Industrial Gases (EMEA) segment sales amounted to $2,193.3 million in 2018 and increased by 23%, or $412.9 million, driven by a hydrogen plant in India and higher merchant volumes. Operating income of the segment amounted to $445.8 million and increased by 13%, or $50.3 million, due to higher volumes of $38 million, favourable currency impacts of $26 million, and higher pricing, net of power and fuel costs, of $4 million.

Industrial Gases (Asia) segment sales reached $2,458.0 million and increased by 25% or $493.3 million in 2018, driven by new plant on-streams, including the Lu'An project, an equipment sale resulting from the termination of a contract in the first quarter of 2018. (In 2018 Air Products completed the formation of a syngas supply joint venture with Lu'An, including the acquisition of Lu'An's gasification and syngas purification assets). Operating income of $689.9 million increased by 30%, or $157.3 million, compared to $532 million in 2017, due to higher volumes of $107, favourable price, net of power costs, of $53 million, and favourable currency impacts of $21 million.

The Industrial Gases (Global) segment includes sales of cryogenic and gas processing equipment for air separation and recorded a decrease in sales of 40% or $286.8 million from $722.9 million in 2017 to $436.1 million in 2018, driven by lower sale of equipment activity on the multiple air separation units that will serve Saudi Aramco’s Jazan oil refinery and power plant in Saudi Arabia. The company expects to complete this project in 2019. Operating income of $53.9 million decreased by 24%, or $17.2 million, primarily due to the lower sale of equipment activity.

The sales of $84 million within the Corporate and Other segment increased by 2% or $1.4 million in 2018. Operating loss of $176.0 million increased by 3%, or $4.5 million.

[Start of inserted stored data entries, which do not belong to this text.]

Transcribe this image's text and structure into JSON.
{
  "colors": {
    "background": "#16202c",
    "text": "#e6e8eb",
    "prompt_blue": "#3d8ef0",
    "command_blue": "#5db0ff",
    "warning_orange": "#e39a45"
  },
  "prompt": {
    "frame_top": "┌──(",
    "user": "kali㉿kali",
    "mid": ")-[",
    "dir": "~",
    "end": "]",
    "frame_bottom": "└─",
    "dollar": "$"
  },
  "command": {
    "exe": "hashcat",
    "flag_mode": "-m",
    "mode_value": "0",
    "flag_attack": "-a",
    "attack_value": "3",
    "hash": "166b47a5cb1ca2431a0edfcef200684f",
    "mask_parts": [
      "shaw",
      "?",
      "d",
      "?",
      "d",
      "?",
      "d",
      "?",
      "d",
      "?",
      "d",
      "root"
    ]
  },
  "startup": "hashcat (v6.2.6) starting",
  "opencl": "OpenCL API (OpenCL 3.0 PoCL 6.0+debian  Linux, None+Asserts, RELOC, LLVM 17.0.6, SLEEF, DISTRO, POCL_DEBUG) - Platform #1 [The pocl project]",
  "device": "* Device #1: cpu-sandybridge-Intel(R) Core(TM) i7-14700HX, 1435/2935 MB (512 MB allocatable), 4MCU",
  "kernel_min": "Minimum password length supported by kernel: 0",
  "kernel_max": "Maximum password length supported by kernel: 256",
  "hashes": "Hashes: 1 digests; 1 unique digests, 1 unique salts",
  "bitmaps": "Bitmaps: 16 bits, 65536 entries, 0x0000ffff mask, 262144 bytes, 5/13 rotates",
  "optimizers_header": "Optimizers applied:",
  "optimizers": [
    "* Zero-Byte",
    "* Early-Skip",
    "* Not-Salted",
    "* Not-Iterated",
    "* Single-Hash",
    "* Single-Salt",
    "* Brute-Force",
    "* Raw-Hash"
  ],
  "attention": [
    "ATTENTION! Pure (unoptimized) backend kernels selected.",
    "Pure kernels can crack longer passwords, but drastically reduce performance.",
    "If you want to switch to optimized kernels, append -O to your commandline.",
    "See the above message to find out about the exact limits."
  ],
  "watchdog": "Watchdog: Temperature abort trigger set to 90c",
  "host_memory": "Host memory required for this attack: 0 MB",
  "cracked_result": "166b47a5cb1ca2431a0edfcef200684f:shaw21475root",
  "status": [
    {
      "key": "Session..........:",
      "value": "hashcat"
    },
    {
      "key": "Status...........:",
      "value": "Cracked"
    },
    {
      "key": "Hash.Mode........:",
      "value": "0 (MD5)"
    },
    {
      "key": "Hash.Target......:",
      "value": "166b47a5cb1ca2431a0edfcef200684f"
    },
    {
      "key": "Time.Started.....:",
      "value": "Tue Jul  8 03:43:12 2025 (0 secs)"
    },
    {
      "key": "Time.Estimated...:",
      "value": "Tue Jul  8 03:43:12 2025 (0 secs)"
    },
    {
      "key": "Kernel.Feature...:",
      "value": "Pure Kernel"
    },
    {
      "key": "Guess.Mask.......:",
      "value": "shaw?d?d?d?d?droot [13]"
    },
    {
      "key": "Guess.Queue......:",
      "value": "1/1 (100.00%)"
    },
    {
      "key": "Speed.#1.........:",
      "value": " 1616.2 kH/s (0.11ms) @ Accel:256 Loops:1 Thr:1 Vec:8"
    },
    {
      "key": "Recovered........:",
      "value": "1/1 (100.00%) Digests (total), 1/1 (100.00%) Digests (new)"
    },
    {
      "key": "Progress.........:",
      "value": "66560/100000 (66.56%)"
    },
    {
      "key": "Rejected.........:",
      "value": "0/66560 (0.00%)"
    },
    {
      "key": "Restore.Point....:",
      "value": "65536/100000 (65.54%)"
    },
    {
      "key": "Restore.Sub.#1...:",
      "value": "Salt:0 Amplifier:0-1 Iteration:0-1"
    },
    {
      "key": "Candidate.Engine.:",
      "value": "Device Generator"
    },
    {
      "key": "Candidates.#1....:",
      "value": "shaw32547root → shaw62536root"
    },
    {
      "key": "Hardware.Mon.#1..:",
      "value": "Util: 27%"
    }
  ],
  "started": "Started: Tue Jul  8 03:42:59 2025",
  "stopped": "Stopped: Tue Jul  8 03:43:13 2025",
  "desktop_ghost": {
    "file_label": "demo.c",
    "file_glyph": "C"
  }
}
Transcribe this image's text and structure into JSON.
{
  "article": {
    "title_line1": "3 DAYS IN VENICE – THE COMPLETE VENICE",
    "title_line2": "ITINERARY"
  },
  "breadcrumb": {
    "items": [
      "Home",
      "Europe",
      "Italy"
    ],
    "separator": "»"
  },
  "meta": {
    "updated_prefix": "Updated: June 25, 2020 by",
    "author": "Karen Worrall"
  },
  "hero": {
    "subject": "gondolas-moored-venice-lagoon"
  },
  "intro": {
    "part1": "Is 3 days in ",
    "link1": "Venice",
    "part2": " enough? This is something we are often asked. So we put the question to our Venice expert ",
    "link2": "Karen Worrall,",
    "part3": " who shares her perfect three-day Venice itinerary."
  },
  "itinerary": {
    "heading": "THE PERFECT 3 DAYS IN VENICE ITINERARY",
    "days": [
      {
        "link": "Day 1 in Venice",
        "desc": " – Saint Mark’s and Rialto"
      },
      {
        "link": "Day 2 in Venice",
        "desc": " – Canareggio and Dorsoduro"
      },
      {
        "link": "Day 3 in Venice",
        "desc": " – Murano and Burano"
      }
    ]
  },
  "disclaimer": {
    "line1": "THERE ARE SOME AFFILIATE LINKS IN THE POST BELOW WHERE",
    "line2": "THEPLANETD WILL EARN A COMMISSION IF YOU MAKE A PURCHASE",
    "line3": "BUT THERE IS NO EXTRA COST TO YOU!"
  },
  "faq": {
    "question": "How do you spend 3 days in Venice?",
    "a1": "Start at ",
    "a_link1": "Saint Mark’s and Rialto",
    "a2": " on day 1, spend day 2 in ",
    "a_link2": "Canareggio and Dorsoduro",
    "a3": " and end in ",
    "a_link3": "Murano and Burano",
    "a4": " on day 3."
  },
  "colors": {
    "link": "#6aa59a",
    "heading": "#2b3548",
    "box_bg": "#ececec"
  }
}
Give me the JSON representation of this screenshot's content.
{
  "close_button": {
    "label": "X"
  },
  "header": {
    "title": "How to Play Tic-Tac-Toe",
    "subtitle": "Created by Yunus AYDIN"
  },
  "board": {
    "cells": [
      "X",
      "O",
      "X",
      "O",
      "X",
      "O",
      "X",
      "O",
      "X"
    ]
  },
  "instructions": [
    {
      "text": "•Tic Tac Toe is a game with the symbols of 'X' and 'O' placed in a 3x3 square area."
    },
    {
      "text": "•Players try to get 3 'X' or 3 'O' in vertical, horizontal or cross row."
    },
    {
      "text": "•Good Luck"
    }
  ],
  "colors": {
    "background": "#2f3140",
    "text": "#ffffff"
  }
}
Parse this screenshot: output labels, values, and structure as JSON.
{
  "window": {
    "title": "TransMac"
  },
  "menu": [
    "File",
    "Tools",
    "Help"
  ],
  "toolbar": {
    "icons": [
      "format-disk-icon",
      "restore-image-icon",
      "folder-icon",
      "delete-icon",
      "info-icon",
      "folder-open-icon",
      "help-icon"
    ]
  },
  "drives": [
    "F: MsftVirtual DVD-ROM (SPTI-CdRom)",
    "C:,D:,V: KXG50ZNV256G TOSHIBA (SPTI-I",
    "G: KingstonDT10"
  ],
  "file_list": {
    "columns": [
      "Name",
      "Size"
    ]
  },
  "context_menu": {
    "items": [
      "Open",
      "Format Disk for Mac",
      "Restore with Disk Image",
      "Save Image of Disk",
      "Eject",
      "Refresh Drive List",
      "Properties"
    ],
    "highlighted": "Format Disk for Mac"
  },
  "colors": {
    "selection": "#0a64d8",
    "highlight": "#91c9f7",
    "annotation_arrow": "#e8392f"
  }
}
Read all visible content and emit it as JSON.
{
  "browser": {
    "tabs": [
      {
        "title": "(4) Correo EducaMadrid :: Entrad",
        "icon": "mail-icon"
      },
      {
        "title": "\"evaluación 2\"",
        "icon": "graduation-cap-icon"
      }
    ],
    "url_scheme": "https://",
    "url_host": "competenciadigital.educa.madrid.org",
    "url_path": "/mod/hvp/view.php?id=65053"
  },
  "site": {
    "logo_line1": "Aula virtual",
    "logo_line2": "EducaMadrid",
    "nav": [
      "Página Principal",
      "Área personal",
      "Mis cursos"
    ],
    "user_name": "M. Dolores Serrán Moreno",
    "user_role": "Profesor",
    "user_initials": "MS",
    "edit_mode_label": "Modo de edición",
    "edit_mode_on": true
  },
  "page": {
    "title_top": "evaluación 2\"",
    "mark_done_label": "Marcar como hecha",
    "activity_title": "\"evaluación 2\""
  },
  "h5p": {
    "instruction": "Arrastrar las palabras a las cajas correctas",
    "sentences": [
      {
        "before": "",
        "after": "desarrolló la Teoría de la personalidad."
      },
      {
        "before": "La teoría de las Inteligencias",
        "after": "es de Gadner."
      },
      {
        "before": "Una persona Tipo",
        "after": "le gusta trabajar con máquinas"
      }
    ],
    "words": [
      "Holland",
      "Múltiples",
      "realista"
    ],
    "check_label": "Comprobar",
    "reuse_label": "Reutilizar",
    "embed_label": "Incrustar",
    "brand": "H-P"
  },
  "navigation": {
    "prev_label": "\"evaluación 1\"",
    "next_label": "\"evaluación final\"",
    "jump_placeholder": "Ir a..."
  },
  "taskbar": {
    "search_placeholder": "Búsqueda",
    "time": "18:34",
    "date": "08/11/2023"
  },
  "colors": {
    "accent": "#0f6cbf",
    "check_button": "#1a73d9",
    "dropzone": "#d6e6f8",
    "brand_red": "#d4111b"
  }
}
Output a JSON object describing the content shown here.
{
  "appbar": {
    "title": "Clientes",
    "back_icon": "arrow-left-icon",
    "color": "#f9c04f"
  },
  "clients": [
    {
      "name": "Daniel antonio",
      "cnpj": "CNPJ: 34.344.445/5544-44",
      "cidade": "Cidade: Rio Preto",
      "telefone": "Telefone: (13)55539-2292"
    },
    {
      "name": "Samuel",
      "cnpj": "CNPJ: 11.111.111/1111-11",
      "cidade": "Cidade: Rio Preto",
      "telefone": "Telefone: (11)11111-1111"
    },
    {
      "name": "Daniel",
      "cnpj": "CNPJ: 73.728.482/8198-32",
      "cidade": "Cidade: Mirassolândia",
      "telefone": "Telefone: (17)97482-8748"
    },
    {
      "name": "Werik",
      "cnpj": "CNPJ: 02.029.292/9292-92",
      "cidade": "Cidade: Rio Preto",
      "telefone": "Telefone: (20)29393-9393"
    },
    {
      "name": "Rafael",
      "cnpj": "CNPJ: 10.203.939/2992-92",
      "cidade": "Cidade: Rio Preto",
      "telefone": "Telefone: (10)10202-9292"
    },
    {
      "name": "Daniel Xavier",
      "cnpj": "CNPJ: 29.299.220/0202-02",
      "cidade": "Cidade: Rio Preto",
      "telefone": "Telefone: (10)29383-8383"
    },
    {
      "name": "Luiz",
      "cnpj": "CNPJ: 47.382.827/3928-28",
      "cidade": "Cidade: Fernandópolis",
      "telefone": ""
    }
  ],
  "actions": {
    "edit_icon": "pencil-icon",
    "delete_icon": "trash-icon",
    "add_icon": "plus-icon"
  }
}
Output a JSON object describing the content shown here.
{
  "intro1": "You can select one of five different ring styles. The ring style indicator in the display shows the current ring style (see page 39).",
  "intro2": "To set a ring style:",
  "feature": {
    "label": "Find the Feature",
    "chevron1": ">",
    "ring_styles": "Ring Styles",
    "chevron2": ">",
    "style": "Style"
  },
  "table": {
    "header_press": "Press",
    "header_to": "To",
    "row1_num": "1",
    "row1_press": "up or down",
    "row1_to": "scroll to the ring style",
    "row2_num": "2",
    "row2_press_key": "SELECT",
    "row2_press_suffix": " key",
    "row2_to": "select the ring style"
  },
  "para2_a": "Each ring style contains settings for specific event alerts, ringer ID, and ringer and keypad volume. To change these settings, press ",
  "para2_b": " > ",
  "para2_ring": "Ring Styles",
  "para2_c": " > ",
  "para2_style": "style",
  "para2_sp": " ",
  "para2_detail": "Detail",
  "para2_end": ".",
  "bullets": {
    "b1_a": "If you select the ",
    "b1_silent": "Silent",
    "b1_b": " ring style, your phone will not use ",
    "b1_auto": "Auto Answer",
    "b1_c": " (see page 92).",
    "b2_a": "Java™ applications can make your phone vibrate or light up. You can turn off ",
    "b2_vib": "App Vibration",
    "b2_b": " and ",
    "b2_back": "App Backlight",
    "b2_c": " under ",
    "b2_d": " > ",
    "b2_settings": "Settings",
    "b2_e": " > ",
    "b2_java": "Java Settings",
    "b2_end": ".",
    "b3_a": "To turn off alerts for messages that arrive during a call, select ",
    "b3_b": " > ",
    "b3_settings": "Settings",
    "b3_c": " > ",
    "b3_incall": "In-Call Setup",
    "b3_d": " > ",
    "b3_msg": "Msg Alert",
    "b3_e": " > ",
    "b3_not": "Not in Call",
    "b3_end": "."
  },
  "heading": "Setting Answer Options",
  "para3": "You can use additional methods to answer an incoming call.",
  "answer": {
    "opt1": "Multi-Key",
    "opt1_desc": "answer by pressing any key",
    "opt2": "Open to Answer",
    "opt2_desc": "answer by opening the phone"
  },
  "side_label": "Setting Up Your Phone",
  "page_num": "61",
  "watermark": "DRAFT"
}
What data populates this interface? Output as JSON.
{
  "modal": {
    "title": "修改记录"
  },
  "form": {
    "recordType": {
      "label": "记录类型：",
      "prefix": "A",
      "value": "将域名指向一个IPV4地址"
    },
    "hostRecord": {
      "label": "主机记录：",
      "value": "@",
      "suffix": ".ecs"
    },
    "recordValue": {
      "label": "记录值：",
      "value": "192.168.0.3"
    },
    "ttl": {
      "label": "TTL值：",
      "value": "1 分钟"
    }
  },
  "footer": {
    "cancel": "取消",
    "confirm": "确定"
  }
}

For the year ended 2018, cash provided by operating activities was $2,554.7 million, compared to $2,534.1 million in 2017 and $2,258.9 in 2016.

In 2019 the company intends to grow its earnings by continuing to improve base businesses and by bringing new, large projects on-stream and expects the full year impact of the Lu'An project to be a large contributor to the earnings growth.